E quem sabe um bom antítodo para isso seja a lâmpada de radiação reptílica que atualmente uso no meu quarto para ler - já que o Araki está se beneficiando da radiação direta do sol e eu ainda não consegui trocar a luz do teto. Talvez a radiação da lâmpada engane meu inconsciente (e minha pele) e me faça acreditar que estou passeando por aí. Quero acreditar nisso.
Meu dia começa de fato depois de escurecer. Só então almoço, me encho de cafeína e resolvo fazer algo fora de casa. Vida de vampiro? Não tenho mais sangue pra isso.
Falando em sangue e em sair de noite, ontem fui ver a peça "120 Dias de Sodoma", encenada pelos Satyros. Pesada, claro. Turbulenta, eu diria, mas de uma forma bem diferente do filme (do Pasolini) ou do livro (do Sade). Ou talvez por eu já ter lido o livro e visto o filme, a escatologia não me choque tanto. De qualquer forma, incomoda pelo excesso, a completa inversão de valores, a personificação de desejos que erguem e destroem o ser humano.
A obra do Sade é baseada nisso. E aí, ao meu ver, está uma lição importante de literatura. Os personagens não são reais, não são verossímeis, são monomotivados, mas ainda assim, verdadeiros enquanto personagens. Aliás, acredito que a construção de um personagem se dê muito por aí. Seres humanos são contraditórios. Personagens não podem ser. Então, quando se constrói um personagem baseado num ser humano, ele tem de ser mais uma personificação de um desejo daquele ser.

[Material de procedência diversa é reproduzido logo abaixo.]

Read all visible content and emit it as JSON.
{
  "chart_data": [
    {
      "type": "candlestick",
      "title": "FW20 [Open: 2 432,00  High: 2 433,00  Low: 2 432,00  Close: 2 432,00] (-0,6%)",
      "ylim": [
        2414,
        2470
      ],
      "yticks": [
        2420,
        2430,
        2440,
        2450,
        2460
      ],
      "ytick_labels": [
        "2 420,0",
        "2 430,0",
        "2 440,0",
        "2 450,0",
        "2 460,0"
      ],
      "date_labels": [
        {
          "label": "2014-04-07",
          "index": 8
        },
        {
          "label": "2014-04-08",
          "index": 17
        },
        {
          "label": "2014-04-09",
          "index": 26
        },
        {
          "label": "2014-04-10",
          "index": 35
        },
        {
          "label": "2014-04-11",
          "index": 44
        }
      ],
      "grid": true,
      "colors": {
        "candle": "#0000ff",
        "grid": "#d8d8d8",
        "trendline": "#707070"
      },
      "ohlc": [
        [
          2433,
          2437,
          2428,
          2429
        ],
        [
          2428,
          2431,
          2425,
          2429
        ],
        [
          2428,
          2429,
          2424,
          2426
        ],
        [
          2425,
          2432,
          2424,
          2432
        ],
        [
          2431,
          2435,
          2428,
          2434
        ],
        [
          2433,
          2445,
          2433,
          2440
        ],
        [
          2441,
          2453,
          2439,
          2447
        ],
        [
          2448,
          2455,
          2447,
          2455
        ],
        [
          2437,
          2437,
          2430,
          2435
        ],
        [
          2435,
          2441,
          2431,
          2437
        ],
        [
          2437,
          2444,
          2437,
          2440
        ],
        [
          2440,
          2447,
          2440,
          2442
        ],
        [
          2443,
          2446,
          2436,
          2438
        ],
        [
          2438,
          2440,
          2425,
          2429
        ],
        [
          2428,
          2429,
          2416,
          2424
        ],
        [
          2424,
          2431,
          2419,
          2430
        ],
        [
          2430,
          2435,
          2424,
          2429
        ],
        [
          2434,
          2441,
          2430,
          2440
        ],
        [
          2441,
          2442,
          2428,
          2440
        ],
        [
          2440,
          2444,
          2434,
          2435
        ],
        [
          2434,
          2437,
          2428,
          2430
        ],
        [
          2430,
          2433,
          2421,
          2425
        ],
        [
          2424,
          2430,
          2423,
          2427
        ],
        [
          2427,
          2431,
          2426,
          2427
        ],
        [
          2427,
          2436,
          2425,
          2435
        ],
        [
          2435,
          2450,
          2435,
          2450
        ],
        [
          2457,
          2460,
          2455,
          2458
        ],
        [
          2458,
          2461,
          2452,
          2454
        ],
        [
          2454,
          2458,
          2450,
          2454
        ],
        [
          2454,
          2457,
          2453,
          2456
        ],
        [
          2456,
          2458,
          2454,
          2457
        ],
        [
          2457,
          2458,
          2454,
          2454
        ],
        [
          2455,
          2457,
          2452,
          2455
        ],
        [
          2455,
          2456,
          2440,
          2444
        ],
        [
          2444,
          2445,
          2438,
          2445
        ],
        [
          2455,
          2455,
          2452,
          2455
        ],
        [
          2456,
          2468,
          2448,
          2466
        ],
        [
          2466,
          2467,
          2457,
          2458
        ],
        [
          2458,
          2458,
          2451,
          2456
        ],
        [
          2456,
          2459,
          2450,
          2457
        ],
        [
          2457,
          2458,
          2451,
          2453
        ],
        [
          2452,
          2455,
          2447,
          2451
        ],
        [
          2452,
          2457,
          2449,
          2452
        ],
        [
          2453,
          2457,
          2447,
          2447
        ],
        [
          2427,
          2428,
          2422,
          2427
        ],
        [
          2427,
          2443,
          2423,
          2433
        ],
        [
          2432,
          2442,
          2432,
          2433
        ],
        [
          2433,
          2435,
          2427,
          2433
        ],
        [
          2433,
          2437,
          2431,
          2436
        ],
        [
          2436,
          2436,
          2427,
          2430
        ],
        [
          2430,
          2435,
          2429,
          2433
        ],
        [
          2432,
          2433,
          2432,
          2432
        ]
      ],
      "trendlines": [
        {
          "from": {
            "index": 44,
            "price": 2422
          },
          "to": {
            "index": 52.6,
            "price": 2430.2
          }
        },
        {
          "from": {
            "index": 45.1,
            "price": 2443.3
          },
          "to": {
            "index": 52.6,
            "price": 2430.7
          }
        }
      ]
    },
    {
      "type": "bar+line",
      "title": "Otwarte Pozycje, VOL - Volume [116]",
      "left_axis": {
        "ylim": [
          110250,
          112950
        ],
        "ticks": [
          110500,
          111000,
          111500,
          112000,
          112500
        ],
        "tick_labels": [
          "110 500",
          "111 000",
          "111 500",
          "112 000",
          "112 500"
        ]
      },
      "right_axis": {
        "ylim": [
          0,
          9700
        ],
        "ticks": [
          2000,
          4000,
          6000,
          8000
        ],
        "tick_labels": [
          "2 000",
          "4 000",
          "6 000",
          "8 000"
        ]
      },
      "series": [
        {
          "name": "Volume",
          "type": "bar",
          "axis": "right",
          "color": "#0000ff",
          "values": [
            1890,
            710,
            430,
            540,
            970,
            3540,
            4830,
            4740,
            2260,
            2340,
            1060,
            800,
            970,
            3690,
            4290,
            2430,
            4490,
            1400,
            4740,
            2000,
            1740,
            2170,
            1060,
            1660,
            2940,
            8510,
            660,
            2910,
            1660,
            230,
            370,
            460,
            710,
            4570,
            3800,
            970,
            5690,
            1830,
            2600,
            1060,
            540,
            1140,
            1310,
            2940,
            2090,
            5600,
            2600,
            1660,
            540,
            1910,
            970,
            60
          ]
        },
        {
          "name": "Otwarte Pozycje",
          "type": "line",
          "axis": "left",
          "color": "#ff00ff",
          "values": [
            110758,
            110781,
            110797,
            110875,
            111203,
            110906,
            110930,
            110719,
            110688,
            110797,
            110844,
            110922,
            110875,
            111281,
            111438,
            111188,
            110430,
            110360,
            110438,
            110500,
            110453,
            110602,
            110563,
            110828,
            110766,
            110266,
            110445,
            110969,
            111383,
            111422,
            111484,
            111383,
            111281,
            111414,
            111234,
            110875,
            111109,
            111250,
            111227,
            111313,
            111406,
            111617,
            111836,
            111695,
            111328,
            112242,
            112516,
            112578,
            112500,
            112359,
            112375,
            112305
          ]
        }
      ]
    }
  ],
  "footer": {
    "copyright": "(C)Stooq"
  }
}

Até quando um artista se apresenta publicamente como um personagem, ele tem de ocultar suas contradições e reforçar apenas os aspectos daquela faceta que ele deseja que as pessoas conheçam.

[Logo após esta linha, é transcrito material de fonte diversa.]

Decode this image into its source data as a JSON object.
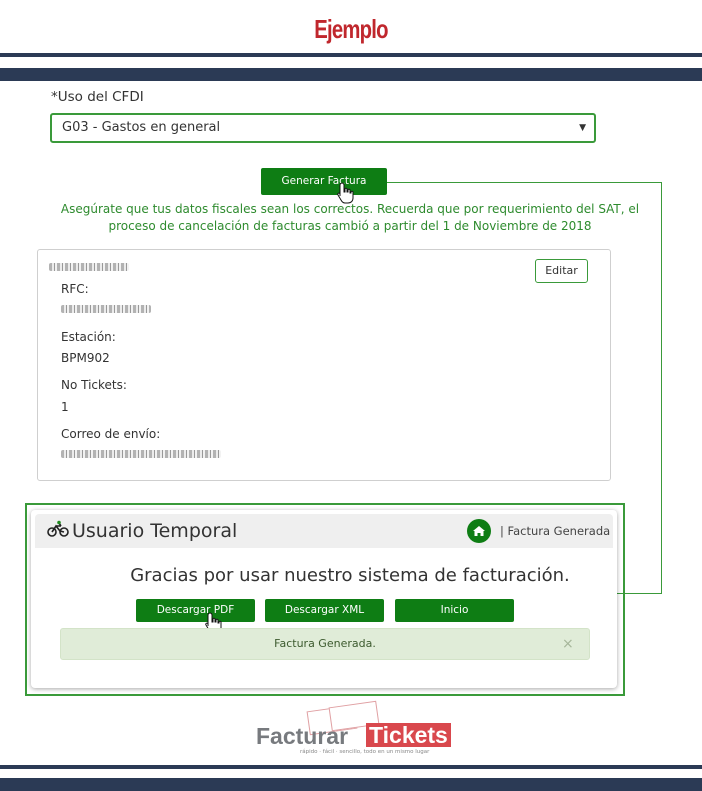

Ai, que merda é essa que estou escrevendo? Tá tudo errado.
Bem, voltando a peça. Ótima. A caracterização dos atores é perfeita. Os "amigos", as vítimas... Você sabe que a história é de quatro nobres que resolvem aprisionar uma piazada em seu castelo e torturá-los de todas as formas, né? Só contesto duas coisas: 1) o clímax não estar no final – ao meu ver, a parte mais forte e mais intensa acontece no meio da peça, depois ela suaviza. 2) O coral – detesto coral. Detesto gente cantando em coral. Ainda mais em teatro. E é tão comum...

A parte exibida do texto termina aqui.